The Uganda Cancer Institute has attributed delayed purchase and construction of the radiotherapy bunker to the ideological controversies between the Institute and the Ministry of Health.
According to the Director of Uganda Cancer institute, Dr. Jackson Orem, the disagreement between the institute and the ministry of Health arouse when the two entities failed to agree on who to be contracted to replace the radiotherapy machine that broke down months ago.
He disclosed this during the assessment tour by the health committee of parliament.
While the Uganda Cancer Institute opted to contract International Atomic Energy Agency to replace the radiotherapy machine for quality, this did not go well with ministry of Health that wanted to contract China claiming it was cheaper.

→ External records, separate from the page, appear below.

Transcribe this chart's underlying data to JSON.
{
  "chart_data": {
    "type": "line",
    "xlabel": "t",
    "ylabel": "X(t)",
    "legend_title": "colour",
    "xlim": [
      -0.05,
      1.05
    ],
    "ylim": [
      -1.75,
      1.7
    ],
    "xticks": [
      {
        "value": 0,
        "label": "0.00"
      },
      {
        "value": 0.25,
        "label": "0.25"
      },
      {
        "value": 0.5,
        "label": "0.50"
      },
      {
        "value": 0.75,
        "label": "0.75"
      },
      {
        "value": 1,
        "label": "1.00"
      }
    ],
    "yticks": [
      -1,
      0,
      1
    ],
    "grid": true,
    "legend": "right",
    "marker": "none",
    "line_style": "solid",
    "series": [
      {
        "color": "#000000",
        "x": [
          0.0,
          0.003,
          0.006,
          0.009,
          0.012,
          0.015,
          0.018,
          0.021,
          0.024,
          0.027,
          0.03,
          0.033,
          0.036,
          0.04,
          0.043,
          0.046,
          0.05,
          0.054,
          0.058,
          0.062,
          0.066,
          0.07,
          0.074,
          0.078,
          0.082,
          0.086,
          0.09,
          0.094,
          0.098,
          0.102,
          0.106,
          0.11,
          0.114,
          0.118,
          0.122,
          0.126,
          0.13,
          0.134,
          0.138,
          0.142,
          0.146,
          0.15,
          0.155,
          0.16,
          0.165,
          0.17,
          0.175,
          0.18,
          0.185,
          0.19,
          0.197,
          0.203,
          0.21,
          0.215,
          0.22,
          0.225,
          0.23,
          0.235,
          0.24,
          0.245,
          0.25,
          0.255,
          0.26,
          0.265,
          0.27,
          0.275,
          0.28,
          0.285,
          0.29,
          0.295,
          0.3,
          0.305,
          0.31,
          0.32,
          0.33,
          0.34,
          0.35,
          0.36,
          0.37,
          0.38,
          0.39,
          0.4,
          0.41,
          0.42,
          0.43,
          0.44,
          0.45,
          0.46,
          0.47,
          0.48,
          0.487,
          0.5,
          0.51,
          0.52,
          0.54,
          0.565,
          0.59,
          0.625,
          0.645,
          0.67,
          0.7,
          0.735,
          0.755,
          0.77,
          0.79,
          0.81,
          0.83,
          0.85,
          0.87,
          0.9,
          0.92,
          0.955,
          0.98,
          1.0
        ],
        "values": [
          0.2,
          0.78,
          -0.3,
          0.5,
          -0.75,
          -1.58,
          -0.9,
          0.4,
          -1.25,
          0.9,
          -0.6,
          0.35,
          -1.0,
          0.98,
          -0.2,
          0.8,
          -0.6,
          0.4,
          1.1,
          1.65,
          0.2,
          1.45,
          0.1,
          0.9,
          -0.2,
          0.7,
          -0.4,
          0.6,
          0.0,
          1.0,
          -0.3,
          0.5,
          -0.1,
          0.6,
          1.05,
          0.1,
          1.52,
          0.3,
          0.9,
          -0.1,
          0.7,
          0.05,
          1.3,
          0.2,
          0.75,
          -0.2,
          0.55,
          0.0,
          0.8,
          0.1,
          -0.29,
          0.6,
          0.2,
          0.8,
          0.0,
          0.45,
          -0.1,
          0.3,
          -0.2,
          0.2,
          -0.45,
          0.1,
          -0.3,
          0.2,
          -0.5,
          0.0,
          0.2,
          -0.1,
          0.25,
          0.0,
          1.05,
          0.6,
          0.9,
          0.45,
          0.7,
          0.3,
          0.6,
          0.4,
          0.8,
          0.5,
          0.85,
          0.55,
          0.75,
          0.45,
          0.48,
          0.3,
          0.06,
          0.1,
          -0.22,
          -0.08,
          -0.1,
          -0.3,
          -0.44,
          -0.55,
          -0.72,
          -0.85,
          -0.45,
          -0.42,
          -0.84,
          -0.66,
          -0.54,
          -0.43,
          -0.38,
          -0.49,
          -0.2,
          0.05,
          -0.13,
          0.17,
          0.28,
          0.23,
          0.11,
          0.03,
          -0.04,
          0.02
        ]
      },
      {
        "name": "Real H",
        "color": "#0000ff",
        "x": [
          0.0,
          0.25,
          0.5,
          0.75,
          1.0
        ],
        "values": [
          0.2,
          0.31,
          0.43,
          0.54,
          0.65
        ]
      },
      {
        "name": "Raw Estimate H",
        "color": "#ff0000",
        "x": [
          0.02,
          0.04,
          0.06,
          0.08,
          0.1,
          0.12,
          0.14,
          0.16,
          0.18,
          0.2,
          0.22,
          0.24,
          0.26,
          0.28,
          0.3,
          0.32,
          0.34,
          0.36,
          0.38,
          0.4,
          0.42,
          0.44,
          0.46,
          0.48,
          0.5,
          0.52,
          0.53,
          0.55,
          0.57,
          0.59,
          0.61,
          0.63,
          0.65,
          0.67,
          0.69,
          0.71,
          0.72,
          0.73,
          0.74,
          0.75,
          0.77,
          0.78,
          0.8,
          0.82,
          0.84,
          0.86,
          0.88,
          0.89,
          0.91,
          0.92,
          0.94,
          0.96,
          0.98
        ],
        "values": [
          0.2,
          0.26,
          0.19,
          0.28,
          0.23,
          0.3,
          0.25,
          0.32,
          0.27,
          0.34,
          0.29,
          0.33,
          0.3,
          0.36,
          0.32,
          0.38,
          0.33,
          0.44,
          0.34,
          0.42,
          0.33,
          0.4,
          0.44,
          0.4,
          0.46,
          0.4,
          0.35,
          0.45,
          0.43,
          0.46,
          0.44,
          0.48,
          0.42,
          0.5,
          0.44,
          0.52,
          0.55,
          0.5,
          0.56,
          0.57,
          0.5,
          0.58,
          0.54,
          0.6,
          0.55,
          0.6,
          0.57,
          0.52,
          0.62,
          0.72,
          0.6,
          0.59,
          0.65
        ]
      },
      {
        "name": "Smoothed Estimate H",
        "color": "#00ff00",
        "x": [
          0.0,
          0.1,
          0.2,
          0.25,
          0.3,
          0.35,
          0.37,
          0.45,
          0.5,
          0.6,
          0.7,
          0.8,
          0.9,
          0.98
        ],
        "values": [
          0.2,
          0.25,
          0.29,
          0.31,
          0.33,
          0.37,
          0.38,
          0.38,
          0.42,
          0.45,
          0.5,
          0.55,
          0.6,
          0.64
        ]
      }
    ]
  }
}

The controversies involving the two entities were stirred after Uganda Cancer Institute refused to adhere to the ministry proposal of purchasing the new radiotherapy machine from China saying it was not of good quality [with the possibility of a fake one].
DR. Orem notified the health committee of parliament that UCI opted for International Atomic Energy Agency since it was the one that built the old radiotherapy machine that only broke down after 21 years.
He says that besides that it is only Atomic Energy that had a license to safely dispose of the old machine without causing radiation harm to the public.
The health committee of parliament led by the chairperson of the committee Dr. Micheal Bukenya was taken through a tour to the progressing new construction site of the radiotherapy banker and also to the old radiotherapy machine that broke down few months ago.
In their assessment, the committee commended the progress at the UCI and applauded UCI for taking an independent decision.
“A team of Engineers from International Atomic Energy Agency are expected to arrive to the institute this week to assess the progress and finalize procedures of disposing off the old Machine and installing the new radiotherapy machine,” says Dr. Orem.
However, the committee discovered that some health workers at the Uganda cancer institute have taken advantage of the absence of the machine to extort money from desperate patients.
This was disclosed to the committee by some patients who preferred anonymity.
The committee has tasked the institute to stop extorting money from patients or else they face the law.
They have also tasked UCI to set up guidelines that guide the patients on what services to be paid for.